The Bewitching by Silvia Moreno-Garcia
Aug. 31st, 2025 11:22 am![[personal profile]](https://www.dreamwidth.org/img/silk/identity/user.png)

Three women in three different eras encounter danger and witchcraft in this eerie multigenerational horror saga from the New York Times bestselling author of Mexican Gothic.
“Back then, when I was a young woman, there were still witches”: That was how Nana Alba always began the stories she told her great-granddaughter Minerva—stories that have stayed with Minerva all her life. Perhaps that’s why Minerva has become a graduate student focused on the history of horror literature and is researching the life of Beatrice Tremblay, an obscure author of macabre tales.

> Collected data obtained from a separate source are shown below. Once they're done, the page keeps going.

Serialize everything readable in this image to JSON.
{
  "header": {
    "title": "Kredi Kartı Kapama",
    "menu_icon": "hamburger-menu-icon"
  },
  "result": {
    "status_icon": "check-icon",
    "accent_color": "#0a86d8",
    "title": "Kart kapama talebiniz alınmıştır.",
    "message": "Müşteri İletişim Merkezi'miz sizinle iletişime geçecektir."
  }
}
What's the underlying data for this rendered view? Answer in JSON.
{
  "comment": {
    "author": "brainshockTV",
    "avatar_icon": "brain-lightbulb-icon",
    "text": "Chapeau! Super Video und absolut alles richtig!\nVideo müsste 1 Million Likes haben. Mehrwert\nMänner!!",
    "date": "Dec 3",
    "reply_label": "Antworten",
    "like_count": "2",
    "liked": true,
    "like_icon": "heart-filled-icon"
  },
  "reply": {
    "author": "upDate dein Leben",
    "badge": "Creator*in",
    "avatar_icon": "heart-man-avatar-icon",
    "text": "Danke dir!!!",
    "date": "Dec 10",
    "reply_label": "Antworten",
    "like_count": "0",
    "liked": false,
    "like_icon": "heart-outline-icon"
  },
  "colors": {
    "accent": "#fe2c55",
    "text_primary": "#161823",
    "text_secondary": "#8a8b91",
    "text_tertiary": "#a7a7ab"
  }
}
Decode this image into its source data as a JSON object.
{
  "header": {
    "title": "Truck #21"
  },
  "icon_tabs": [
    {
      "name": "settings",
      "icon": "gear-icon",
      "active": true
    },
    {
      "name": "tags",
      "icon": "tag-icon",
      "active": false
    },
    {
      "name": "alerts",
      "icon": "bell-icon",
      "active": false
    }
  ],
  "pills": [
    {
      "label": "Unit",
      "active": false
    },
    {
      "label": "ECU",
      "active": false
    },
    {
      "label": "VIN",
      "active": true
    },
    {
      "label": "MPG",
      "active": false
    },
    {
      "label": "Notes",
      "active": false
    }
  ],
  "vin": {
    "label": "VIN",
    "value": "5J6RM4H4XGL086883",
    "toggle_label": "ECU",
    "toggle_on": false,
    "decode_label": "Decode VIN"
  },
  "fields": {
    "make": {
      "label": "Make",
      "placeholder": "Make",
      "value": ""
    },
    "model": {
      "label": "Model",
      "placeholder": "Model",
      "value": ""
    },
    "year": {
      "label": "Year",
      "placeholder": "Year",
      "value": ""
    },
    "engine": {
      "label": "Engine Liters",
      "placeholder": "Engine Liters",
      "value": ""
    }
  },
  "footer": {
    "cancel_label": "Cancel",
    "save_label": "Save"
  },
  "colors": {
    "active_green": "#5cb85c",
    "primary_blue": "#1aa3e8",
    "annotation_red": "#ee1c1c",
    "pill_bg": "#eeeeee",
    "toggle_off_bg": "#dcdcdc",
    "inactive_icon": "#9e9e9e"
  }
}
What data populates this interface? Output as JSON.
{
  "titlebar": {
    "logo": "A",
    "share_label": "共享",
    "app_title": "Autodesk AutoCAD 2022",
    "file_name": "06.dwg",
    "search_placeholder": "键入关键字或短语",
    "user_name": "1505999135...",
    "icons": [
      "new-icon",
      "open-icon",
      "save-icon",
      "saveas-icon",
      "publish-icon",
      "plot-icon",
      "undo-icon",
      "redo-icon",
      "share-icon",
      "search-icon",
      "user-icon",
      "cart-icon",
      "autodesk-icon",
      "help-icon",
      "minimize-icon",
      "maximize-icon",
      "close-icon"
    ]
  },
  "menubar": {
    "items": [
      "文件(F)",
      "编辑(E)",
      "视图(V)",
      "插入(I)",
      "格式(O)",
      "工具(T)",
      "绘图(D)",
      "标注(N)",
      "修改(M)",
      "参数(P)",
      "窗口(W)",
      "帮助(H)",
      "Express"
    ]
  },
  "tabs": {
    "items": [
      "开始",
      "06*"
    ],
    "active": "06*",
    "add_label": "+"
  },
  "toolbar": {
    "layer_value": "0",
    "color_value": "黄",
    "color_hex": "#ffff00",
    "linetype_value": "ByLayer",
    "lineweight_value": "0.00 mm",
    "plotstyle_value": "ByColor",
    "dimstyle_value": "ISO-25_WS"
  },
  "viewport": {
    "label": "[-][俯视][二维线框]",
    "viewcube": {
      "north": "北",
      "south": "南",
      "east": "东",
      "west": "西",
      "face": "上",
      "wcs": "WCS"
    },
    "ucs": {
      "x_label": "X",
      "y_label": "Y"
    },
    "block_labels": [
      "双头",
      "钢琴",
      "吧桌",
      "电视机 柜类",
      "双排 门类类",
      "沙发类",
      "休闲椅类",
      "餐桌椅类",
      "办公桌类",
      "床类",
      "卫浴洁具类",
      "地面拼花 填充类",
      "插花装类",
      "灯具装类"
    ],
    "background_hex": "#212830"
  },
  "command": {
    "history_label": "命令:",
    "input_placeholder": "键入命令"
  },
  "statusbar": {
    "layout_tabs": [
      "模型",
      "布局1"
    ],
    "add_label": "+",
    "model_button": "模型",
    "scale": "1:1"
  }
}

In the course of assembling her thesis, Minerva uncovers information that reveals that Tremblay’s most famous novel, The Vanishing, was inspired by a true story: Decades earlier, during the Great Depression, Tremblay attended the same university where Minerva is now studying and became obsessed with her beautiful and otherworldly roommate, who then disappeared under mysterious circumstances.
As Minerva descends ever deeper into Tremblay’s manuscript, she begins to sense that the malign force that stalked Tremblay and the missing girl might still walk the halls of the campus. These disturbing events also echo the stories Nana Alba told about her girlhood in 1900s Mexico, where she had a terrifying encounter with a witch.
Minerva suspects that the same shadow that darkened the lives of her great-grandmother and Beatrice Tremblay is now threatening her own in 1990s Massachusetts. An academic career can be a punishing pursuit, but it might turn outright deadly when witchcraft is involved.
This isn’t the first of Moreno-Garcia’s stories that move around in time, the characters joined together by often horrifying events. And though it tends to slow the start of the book down in order to allow the reader to get to know all the characters, it still works well.
Minerva’s and Alba’s arcs are told from their perspectives, the granddaughter being directed by her memory of tales told to her by her great-grandmother. Beatrice’s, on the other hand, is the reading of her manuscript by Minerva. That, unfortunately, made it harder to know her the way I did Minerva and Alba.
What makes the book intriguing is that you don’t know (well, I didn’t,) who the witches are. They hide behind a mask of normalcy. There are no black hats, brooms, or cats (well, there is, but it’s Minerva’s,) to give any hints. So, though not totally surprised at the reveals, there was still a bit of mystery to it all.
I’m slowly making my way through all of Moreno-Garcia’s books; this one is a fine example of her intriguing stories.